U.S. stocks ended a volatile session higher Thursday as investors brace for a key report on the job market.
The Dow Jones industrial average rose 80 points, or 0.5%, after falling more than 100 points earlier. With that comeback, the Dow avoided what would have been its first three-day losing streak this year. The S&P 500 gained 0.8% and the Nasdaq rose 0.7%
Stocks came under pressure in midday trading as the U.S. dollar weakened against other currencies. The dollar fell 3% versus the Japanese yen before regaining some ground. It fell more than 1.5% versus the euro and the U.K. pound.
Traders said the weakness in the dollar was driven by speculation that Friday's report on the U.S. job market could fall short of expectations. But trading has been choppy overall recently as investors wrestle with concerns about the global economy and an uncertain outlook for Federal Reserve policy.
U.S. stocks fell sharply Wednesday, with the Dow closing below 15,000 for the first time since May 6.
Volatility is back. CNNMoney's Fear & Greed index has moved within a few points of the level that signals "extreme fear" in the market.
Over the past month, the CBOE market volatility index, or VIX, has surged more than 40% and has nearly erased all of its losses for the year.
"We're going to continue to see volatility in the market," said Ben Schwartz, chief market strategist at Lightspeed Financial. "There's a lot of uncertainty."
Schwartz noted that June is typically a bad month for stocks, adding that many investors are in the midst of repositioning their portfolios for the second half of the year.
"We're looking to see what the Federal Reserve is going to do, and what the [economic] numbers are going to look like over the next week or two," he said.
Jobs in focus. Analysts say Friday's report could be particularly important given the questions about how long the Fed will continue its bond-buying program.
The government said Thursday that initial claims for unemployment benefits totaled 346,000 in the week ended June 1, down 11,000 from the previous week.
Jim O'Sullivan, chief U.S. economist at High Frequency Economics, reduced his forecast for Friday's report to a gain of 150,000 jobs from 195,000 jobs. He pointed to disappointing reports this week on the services industry and hiring by employers in the private sector.
The private sector continued to add jobs in May, according to this week's report from payroll processing firm ADP, but the pace was slower than economists had hoped.

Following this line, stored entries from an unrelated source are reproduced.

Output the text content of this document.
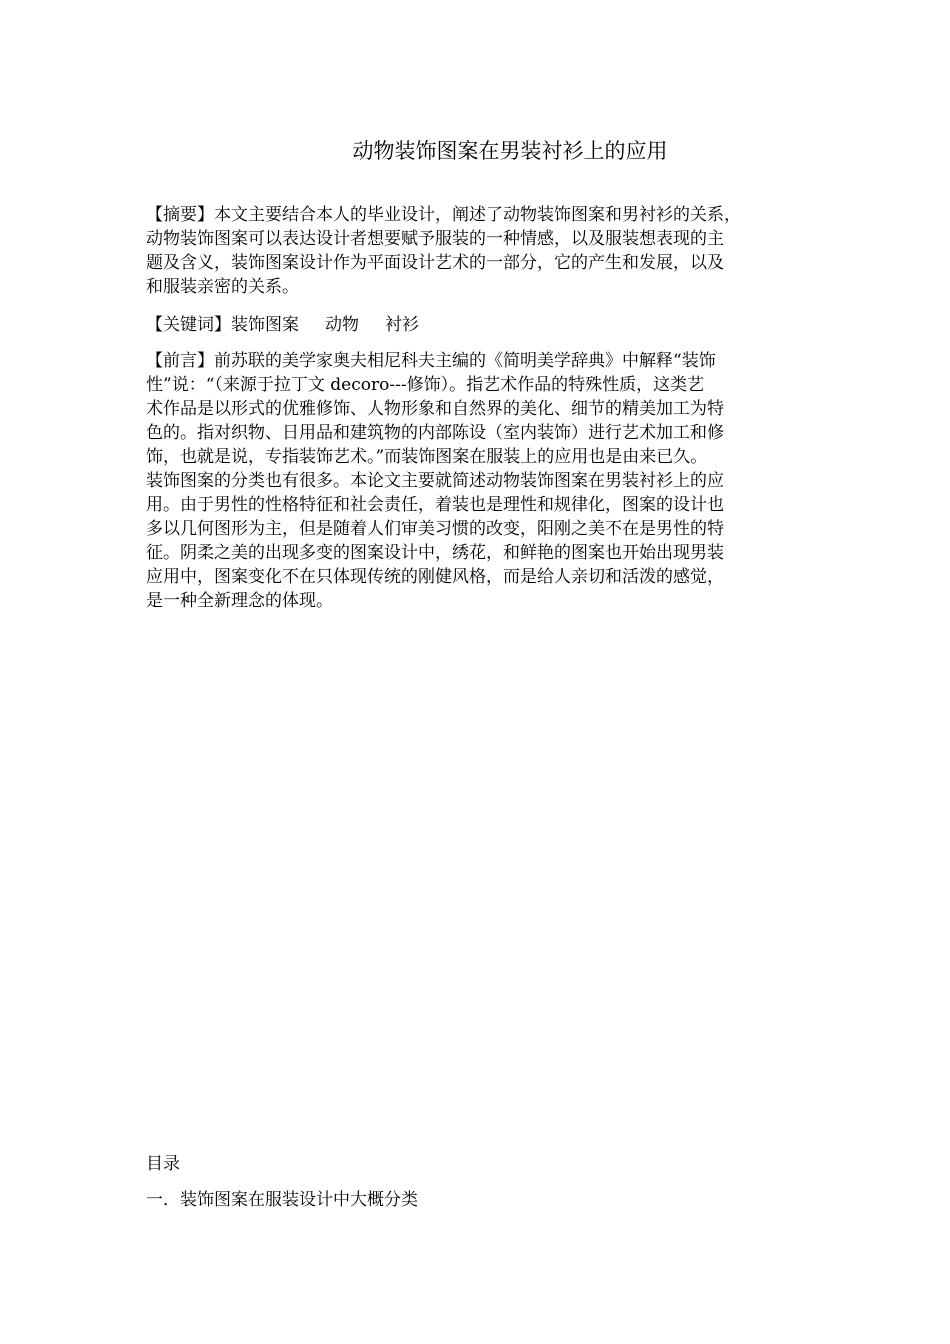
动物装饰图案在男装衬衫上的应用
【摘要】本文主要结合本人的毕业设计，阐述了动物装饰图案和男衬衫的关系，
动物装饰图案可以表达设计者想要赋予服装的一种情感，以及服装想表现的主
题及含义，装饰图案设计作为平面设计艺术的一部分，它的产生和发展，以及
和服装亲密的关系。
【关键词】装饰图案 动物 衬衫
【前言】前苏联的美学家奥夫相尼科夫主编的《简明美学辞典》中解释“装饰
性”说：“（来源于拉丁文 decoro---修饰）。指艺术作品的特殊性质，这类艺
术作品是以形式的优雅修饰、人物形象和自然界的美化、细节的精美加工为特
色的。指对织物、日用品和建筑物的内部陈设（室内装饰）进行艺术加工和修
饰，也就是说，专指装饰艺术。”而装饰图案在服装上的应用也是由来已久。
装饰图案的分类也有很多。本论文主要就简述动物装饰图案在男装衬衫上的应
用。由于男性的性格特征和社会责任，着装也是理性和规律化，图案的设计也
多以几何图形为主，但是随着人们审美习惯的改变，阳刚之美不在是男性的特
征。阴柔之美的出现多变的图案设计中，绣花，和鲜艳的图案也开始出现男装
应用中，图案变化不在只体现传统的刚健风格，而是给人亲切和活泼的感觉，
是一种全新理念的体现。
目录
一．装饰图案在服装设计中大概分类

On the move: Shares of SodaStream rose on speculation that PepsiCo may be trying to buy the soda maker. But the stock pared earlier gains after PepsiCo CEO Indra Nooyi told CNBC the rumors were untrue.
Limited Brands, which owns Victoria's Secret and other apparel brands, said same store sales rose 3% in May. That was slightly below forecasts, putting pressure on the stock.
J. M. Smucker Company said earnings jumped 25% during its fiscal fourth quarter, but sales fell 1% on price cuts made last year.
Shares of LightInTheBox rallied in their U.S. stock market debut. The online retailer of "lifestyle products" based in China, raised $79 million through an initial public offering that priced in the middle of its estimated range.
European stocks ended lower, with markets in London, Paris and Frankfurt falling more than 1%. The European Central Bank and the Bank of England both left their main interest rates unchanged, as expected.
European investors showed little reaction to monetary policy announcements, though the euro surged to a four-week high against the U.S. dollar.
Asian markets ended the day in the red. Japan's Nikkei index fell by another 0.9%, after dropping nearly 4% in the previous session. The Tokyo index has fallen more than 17% since May 22, when it hit its highest level in five and a half years.